The idol hadn't been kept here, unfortunately, and so it did still work just fine. But Skinner had installed it in a hidden chamber under the floor, where lights and cameras would generate a good visual feed for the show.
The thing she didn't quite realize was, we'd painstakingly built a second, identical chamber, and placed in there our own mind control idol, before painstakingly rerouting all the camera feeds. What ended up happening was the real idol's chamber simply told the fake idol what it was supposed to look like- through an automated system too fundamentally unintelligent to be mind-controlled- before the fake idol transformed to look precisely like the real idol, so that the cameras pointed at it would be fed into Skinner's system. And after Skinner did her last-day diagnostics and testing... it would shut itself off, before it could actually be used.
"Hrm," Skinner hummed. "That didn't quite work, did it?"
"It did not," I said, nodding.
"Rerouted the cameras to a self-correcting counterfeit?"
"It's a simple trick, but clearly, it works."
"Bravo, Doctor," Skinner said, clapping a few times. "I'll get you next time, Gadget, exit stage left, pursued by bear."
"I've been meaning to talk to you, actually," I said.
"Oh?" Skinner asked. "Regarding what?"
"Our history together, and your history without me," I said, casually strolling forward, unhurried and unbothered. "Six years ago, you were simply another demiurgic cult leader, after all. Sometimes fighting other cult leaders and a few vigilantes in battles over a thousand people at the most. But something changed, didn't it?"
"Well, yes," Skinner said with a shrug. "When my abilities grew, so did my ambitions.
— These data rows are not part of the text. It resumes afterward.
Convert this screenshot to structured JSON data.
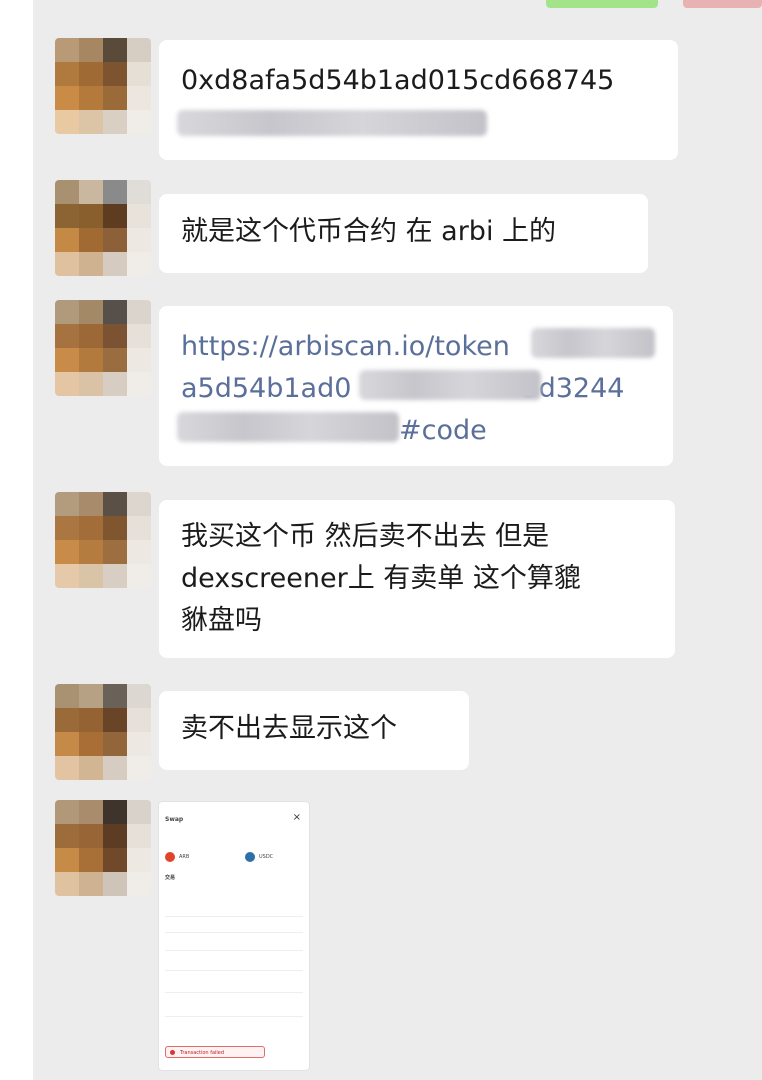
{
  "messages": [
    {
      "lines": [
        "0xd8afa5d54b1ad015cd668745"
      ],
      "has_redacted_line": true
    },
    {
      "lines": [
        "就是这个代币合约 在 arbi 上的"
      ]
    },
    {
      "link_lines": [
        "https://arbiscan.io/token",
        "a5d54b1ad0",
        "5d3244",
        "#code"
      ]
    },
    {
      "lines": [
        "我买这个币 然后卖不出去 但是",
        "dexscreener上 有卖单 这个算貔",
        "貅盘吗"
      ]
    },
    {
      "lines": [
        "卖不出去显示这个"
      ]
    }
  ],
  "screenshot": {
    "title": "Swap",
    "close": "×",
    "section": "交易",
    "token_from": "ARB",
    "token_to": "USDC",
    "alert": "Transaction failed"
  },
  "colors": {
    "chat_bg": "#ececec",
    "bubble_bg": "#ffffff",
    "link": "#5a6f99",
    "send_button": "#a3e48b"
  }
}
That's hardly inexplicable, is it?"
"Not at all," I said. "It's just... something I recently had to remind myself of, when I was working through how to feel about all of this."
"Might I suggest mercifully, or possibly even grateful to your old teacher who put you in a prime position to acquire yourself a triad of girlfriends?" Skinner suggested.
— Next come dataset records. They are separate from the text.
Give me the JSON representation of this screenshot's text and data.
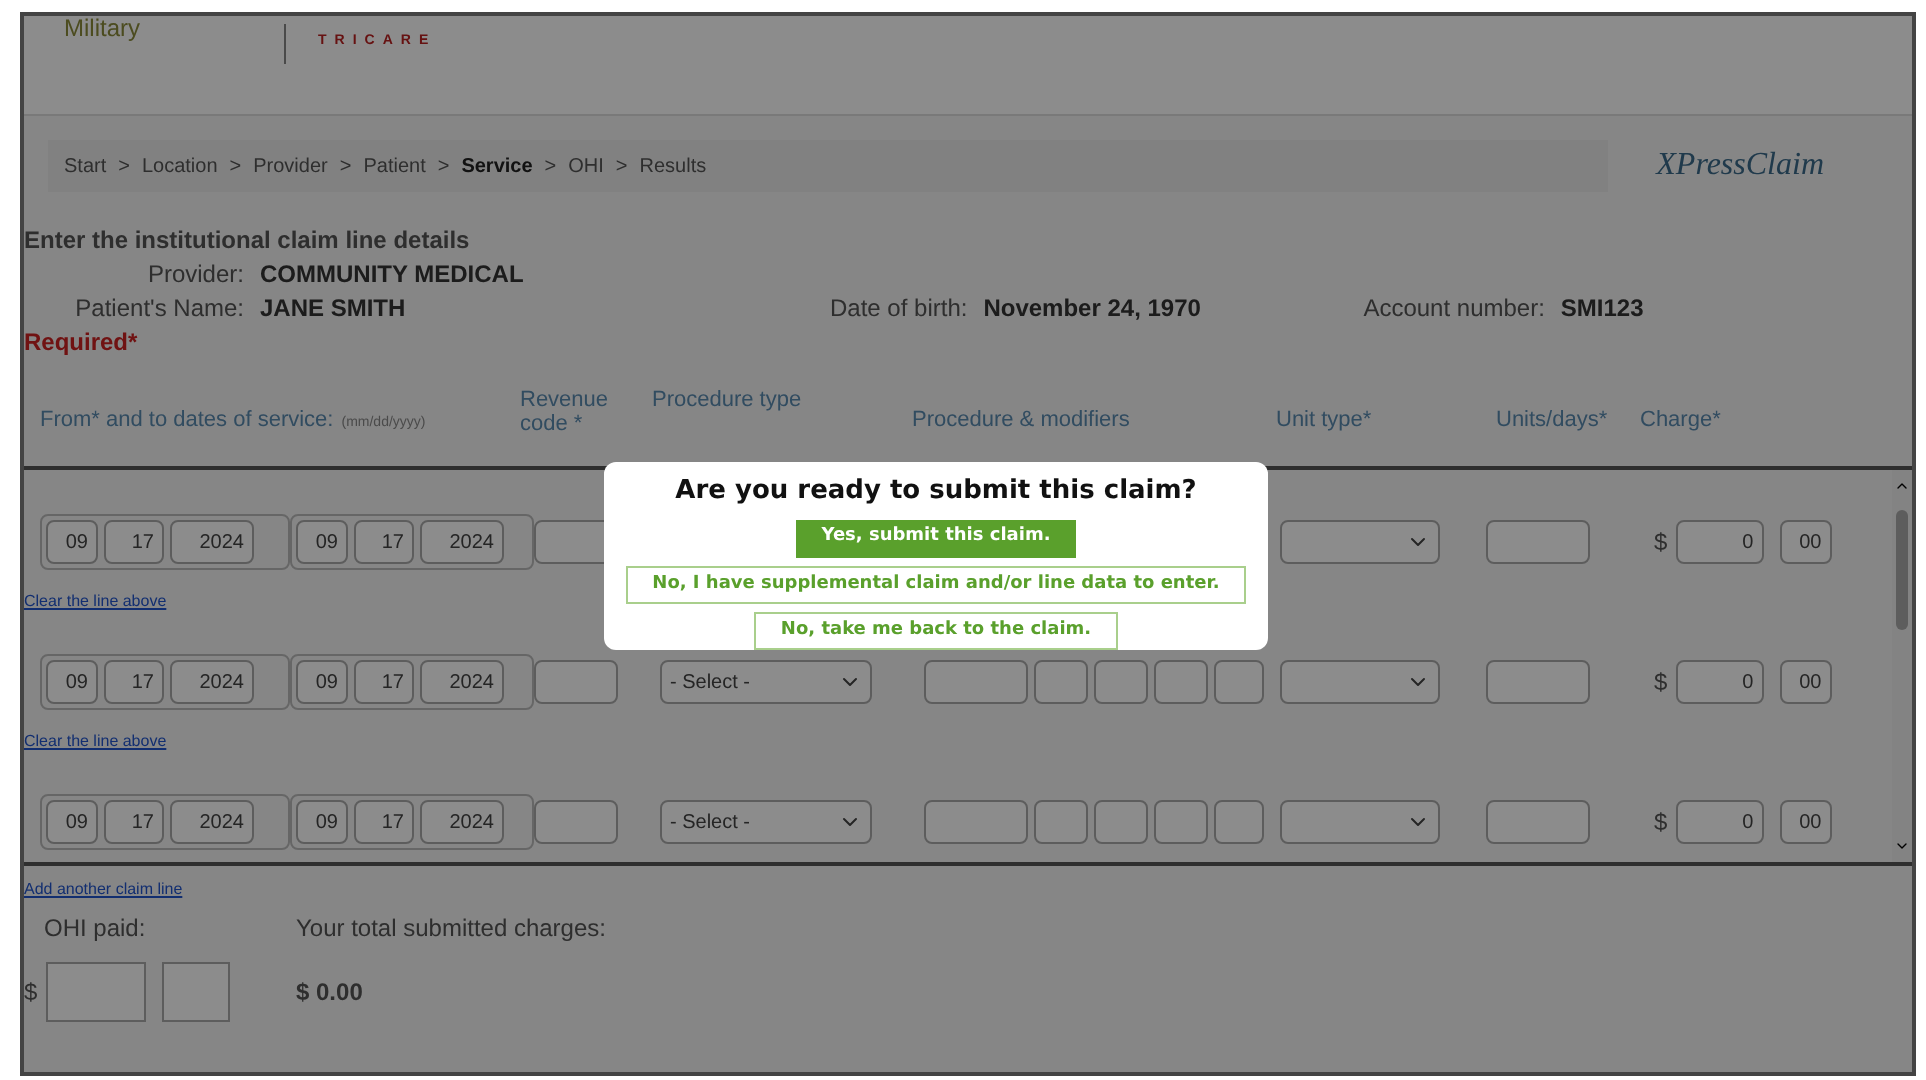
{
  "header": {
    "left_text": "Military",
    "logo_text": "TRICARE"
  },
  "breadcrumb": [
    {
      "label": "Start",
      "selected": false
    },
    {
      "label": "Location",
      "selected": false
    },
    {
      "label": "Provider",
      "selected": false
    },
    {
      "label": "Patient",
      "selected": false
    },
    {
      "label": "Service",
      "selected": true
    },
    {
      "label": "OHI",
      "selected": false
    },
    {
      "label": "Results",
      "selected": false
    }
  ],
  "breadcrumb_separator": ">",
  "brand_logo": "XPressClaim",
  "heading": "Enter the institutional claim line details",
  "provider": {
    "label": "Provider:",
    "value": "COMMUNITY MEDICAL"
  },
  "patient": {
    "label": "Patient's Name:",
    "value": "JANE SMITH"
  },
  "date_of_birth": {
    "label": "Date of birth:",
    "value": "November 24, 1970"
  },
  "account_number": {
    "label": "Account number:",
    "value": "SMI123"
  },
  "required_note": "Required*",
  "columns": {
    "dates": "From* and to dates of service:",
    "date_format": "(mm/dd/yyyy)",
    "revenue_code": "Revenue code *",
    "procedure_type": "Procedure type",
    "procedure_modifiers": "Procedure & modifiers",
    "unit_type": "Unit type*",
    "units_days": "Units/days*",
    "charge": "Charge*"
  },
  "rows": [
    {
      "from": [
        "09",
        "17",
        "2024"
      ],
      "to": [
        "09",
        "17",
        "2024"
      ],
      "currency": "$",
      "charge": "0",
      "cents": "00",
      "clear_link": "Clear the line above"
    },
    {
      "from": [
        "09",
        "17",
        "2024"
      ],
      "to": [
        "09",
        "17",
        "2024"
      ],
      "procedure_type": "- Select -",
      "currency": "$",
      "charge": "0",
      "cents": "00",
      "clear_link": "Clear the line above"
    },
    {
      "from": [
        "09",
        "17",
        "2024"
      ],
      "to": [
        "09",
        "17",
        "2024"
      ],
      "procedure_type": "- Select -",
      "currency": "$",
      "charge": "0",
      "cents": "00"
    }
  ],
  "add_line_link": "Add another claim line",
  "ohi_paid": {
    "label": "OHI paid:",
    "currency": "$"
  },
  "total": {
    "label": "Your total submitted charges:",
    "value": "$ 0.00"
  },
  "dialog": {
    "title": "Are you ready to submit this claim?",
    "buttons": [
      {
        "label": "Yes, submit this claim.",
        "kind": "primary"
      },
      {
        "label": "No, I have supplemental claim and/or line data to enter.",
        "kind": "outline"
      },
      {
        "label": "No, take me back to the claim.",
        "kind": "outline"
      }
    ]
  }
}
I ignored her. "Because you see, I've been struggling with how to feel about myself, and the person I am, the person I've become as I've grown up. And how you fit into all that."
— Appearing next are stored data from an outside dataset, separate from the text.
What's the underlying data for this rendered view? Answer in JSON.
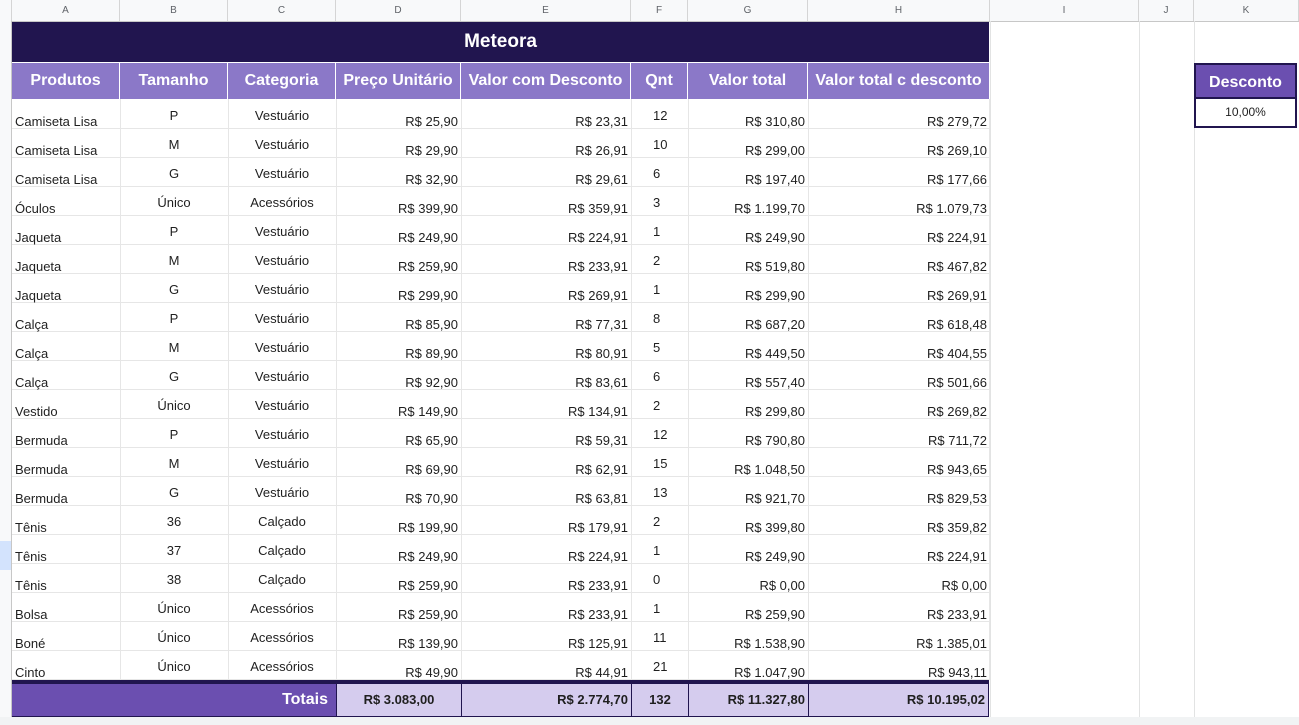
{
  "columns": [
    "A",
    "B",
    "C",
    "D",
    "E",
    "F",
    "G",
    "H",
    "I",
    "J",
    "K"
  ],
  "title": "Meteora",
  "headers": [
    "Produtos",
    "Tamanho",
    "Categoria",
    "Preço Unitário",
    "Valor com Desconto",
    "Qnt",
    "Valor total",
    "Valor total c desconto"
  ],
  "rows": [
    [
      "Camiseta Lisa",
      "P",
      "Vestuário",
      "R$ 25,90",
      "R$ 23,31",
      "12",
      "R$ 310,80",
      "R$ 279,72"
    ],
    [
      "Camiseta Lisa",
      "M",
      "Vestuário",
      "R$ 29,90",
      "R$ 26,91",
      "10",
      "R$ 299,00",
      "R$ 269,10"
    ],
    [
      "Camiseta Lisa",
      "G",
      "Vestuário",
      "R$ 32,90",
      "R$ 29,61",
      "6",
      "R$ 197,40",
      "R$ 177,66"
    ],
    [
      "Óculos",
      "Único",
      "Acessórios",
      "R$ 399,90",
      "R$ 359,91",
      "3",
      "R$ 1.199,70",
      "R$ 1.079,73"
    ],
    [
      "Jaqueta",
      "P",
      "Vestuário",
      "R$ 249,90",
      "R$ 224,91",
      "1",
      "R$ 249,90",
      "R$ 224,91"
    ],
    [
      "Jaqueta",
      "M",
      "Vestuário",
      "R$ 259,90",
      "R$ 233,91",
      "2",
      "R$ 519,80",
      "R$ 467,82"
    ],
    [
      "Jaqueta",
      "G",
      "Vestuário",
      "R$ 299,90",
      "R$ 269,91",
      "1",
      "R$ 299,90",
      "R$ 269,91"
    ],
    [
      "Calça",
      "P",
      "Vestuário",
      "R$ 85,90",
      "R$ 77,31",
      "8",
      "R$ 687,20",
      "R$ 618,48"
    ],
    [
      "Calça",
      "M",
      "Vestuário",
      "R$ 89,90",
      "R$ 80,91",
      "5",
      "R$ 449,50",
      "R$ 404,55"
    ],
    [
      "Calça",
      "G",
      "Vestuário",
      "R$ 92,90",
      "R$ 83,61",
      "6",
      "R$ 557,40",
      "R$ 501,66"
    ],
    [
      "Vestido",
      "Único",
      "Vestuário",
      "R$ 149,90",
      "R$ 134,91",
      "2",
      "R$ 299,80",
      "R$ 269,82"
    ],
    [
      "Bermuda",
      "P",
      "Vestuário",
      "R$ 65,90",
      "R$ 59,31",
      "12",
      "R$ 790,80",
      "R$ 711,72"
    ],
    [
      "Bermuda",
      "M",
      "Vestuário",
      "R$ 69,90",
      "R$ 62,91",
      "15",
      "R$ 1.048,50",
      "R$ 943,65"
    ],
    [
      "Bermuda",
      "G",
      "Vestuário",
      "R$ 70,90",
      "R$ 63,81",
      "13",
      "R$ 921,70",
      "R$ 829,53"
    ],
    [
      "Tênis",
      "36",
      "Calçado",
      "R$ 199,90",
      "R$ 179,91",
      "2",
      "R$ 399,80",
      "R$ 359,82"
    ],
    [
      "Tênis",
      "37",
      "Calçado",
      "R$ 249,90",
      "R$ 224,91",
      "1",
      "R$ 249,90",
      "R$ 224,91"
    ],
    [
      "Tênis",
      "38",
      "Calçado",
      "R$ 259,90",
      "R$ 233,91",
      "0",
      "R$ 0,00",
      "R$ 0,00"
    ],
    [
      "Bolsa",
      "Único",
      "Acessórios",
      "R$ 259,90",
      "R$ 233,91",
      "1",
      "R$ 259,90",
      "R$ 233,91"
    ],
    [
      "Boné",
      "Único",
      "Acessórios",
      "R$ 139,90",
      "R$ 125,91",
      "11",
      "R$ 1.538,90",
      "R$ 1.385,01"
    ],
    [
      "Cinto",
      "Único",
      "Acessórios",
      "R$ 49,90",
      "R$ 44,91",
      "21",
      "R$ 1.047,90",
      "R$ 943,11"
    ]
  ],
  "totals": {
    "label": "Totais",
    "preco": "R$ 3.083,00",
    "valor_desc": "R$ 2.774,70",
    "qnt": "132",
    "valor_total": "R$ 11.327,80",
    "valor_total_desc": "R$ 10.195,02"
  },
  "discount": {
    "label": "Desconto",
    "value": "10,00%"
  },
  "colors": {
    "title_bg": "#21154f",
    "header_bg": "#8b78c8",
    "totals_label_bg": "#6b4fb0",
    "totals_bg": "#d5ccee"
  }
}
"Ahhh, I believe I see, now," Skinner said. "You know, ordinarily it's the villain who says that everything they've done is the hero's fault."
"Indeed it is," I said, nodding. "And were I a different person, then 'I am responsible for what you've done, therefore I am responsible for stopping you' would be the sentiment I'm trying to express, here." I stepped close enough to reach out and touch her, the little desk being all that was between us. "But I'm not a different person, Beatrice. I'm me."
I reached out, cupping her chin in my hand. Her skin was a touch soft, and a touch worn. She'd known little work or hardship, yet had also known little care.
"For the longest time, I hated myself, because I thought you made me," I said. "I saw your fingerprints in every harsh facet of my person. But I was wrong about that, Beatrice."
I shot her through the heart, with the gun in my other hand.
"You didn't make me," I said, my eyes glowing as I invaded the crumbling fortress of her mind. "I made you."
I took everything from her mind- the original brain scan of Burrhus Skinner, every little trick of mad science Beatrice had ever figured out, and most importantly...
"You may have held the reins," I whispered to a dying woman, before I let her drop from my hand. "But I was always the one in control."
Final, ultimate, truly complete mastery blossomed through my mind, like a chaotic jumble of assorted burning fireworks jostling around until they finally landed in the perfect place to form a pattern, and exploded in perfect unison.
I could admit that, perhaps, it was a bit of an overstatement to say that I had always been the one in control. She'd done rather a lot of things I would've preferred she didn't. But I was in enough control that she couldn't contradict me.
And part of being in control was understanding when good enough was good enough.
"Now," I said, holstering my revolver as the security guards rushed into the room, taking in the scene with horror. "Let's finish this up so we can go home, shall we?"